Foto: REUTERS/Uli Deck

Menschen mit Behinderung, die vollständig betreut werden, sowie psychisch Kranke, die sich im sogenannten Maßregelvollzug befinden, dürfen in Deutschland künftig nicht mehr von Wahlen auf Bundesebene ausgeschlossen werden. Das hatte das Bundesverfassungsgericht in Karlsruhe bereits im Jänner entschieden. Für die Europawahl Ende Mai galt das jedoch zunächst noch nicht, denn eine Gesetzesreform der großen Koalition sollte erst per 1. Juli in Kraft treten.

Das Bundesverfassungsgericht entschied allerdings am Montag, einem Eilantrag von Grünen, Linken und der FDP stattzugeben.

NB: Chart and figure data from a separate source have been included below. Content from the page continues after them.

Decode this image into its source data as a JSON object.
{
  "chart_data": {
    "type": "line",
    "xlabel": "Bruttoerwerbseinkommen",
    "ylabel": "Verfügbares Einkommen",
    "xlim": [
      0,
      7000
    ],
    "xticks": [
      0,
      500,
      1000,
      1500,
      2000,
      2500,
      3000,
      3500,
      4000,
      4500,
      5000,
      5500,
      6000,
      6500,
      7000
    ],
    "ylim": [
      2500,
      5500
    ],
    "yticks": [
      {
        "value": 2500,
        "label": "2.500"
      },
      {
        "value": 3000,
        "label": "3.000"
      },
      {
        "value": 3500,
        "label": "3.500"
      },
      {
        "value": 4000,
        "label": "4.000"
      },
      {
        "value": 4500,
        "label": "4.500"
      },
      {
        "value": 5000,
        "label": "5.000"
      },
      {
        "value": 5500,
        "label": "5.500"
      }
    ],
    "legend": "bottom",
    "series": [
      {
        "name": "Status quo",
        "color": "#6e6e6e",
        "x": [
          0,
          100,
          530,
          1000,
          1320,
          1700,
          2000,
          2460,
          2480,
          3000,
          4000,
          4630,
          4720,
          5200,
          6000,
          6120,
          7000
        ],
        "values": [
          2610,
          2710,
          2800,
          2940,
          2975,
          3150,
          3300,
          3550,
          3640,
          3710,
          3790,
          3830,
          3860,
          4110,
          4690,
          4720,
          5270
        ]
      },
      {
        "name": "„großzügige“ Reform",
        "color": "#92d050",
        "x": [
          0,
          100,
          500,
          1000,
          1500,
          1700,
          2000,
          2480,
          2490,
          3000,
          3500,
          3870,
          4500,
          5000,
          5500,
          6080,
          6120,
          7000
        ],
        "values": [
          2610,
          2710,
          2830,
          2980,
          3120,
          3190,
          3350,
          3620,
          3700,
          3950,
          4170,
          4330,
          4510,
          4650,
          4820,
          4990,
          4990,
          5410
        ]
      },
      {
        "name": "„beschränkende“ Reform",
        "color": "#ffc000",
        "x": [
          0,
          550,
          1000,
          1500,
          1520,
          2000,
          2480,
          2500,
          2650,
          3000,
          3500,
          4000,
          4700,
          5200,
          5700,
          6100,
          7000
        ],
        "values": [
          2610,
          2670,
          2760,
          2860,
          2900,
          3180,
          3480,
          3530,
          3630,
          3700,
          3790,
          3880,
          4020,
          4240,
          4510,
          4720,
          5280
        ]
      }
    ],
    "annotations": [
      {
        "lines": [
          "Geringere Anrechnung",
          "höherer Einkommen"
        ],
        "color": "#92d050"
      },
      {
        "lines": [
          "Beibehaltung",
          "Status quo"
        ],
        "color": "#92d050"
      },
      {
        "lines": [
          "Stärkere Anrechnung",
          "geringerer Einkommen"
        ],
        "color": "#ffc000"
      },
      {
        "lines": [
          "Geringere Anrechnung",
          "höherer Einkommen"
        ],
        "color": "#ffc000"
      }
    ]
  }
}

Die Opposition im Bundestag hat gefordert, das inklusive Wahlrecht schon für die Wahlen zum Europäischen Parlament Ende Mai umzusetzen.

In anderen EU-Ländern – wie in Österreich – ist ein inklusives Wahlrecht schon lange Realität. Beschränkungen des Grundrechts auf politische Teilhabe gibt es trotzdem in fast allen Mitgliedstaaten der EU, zeigt eine aktuelle Studie.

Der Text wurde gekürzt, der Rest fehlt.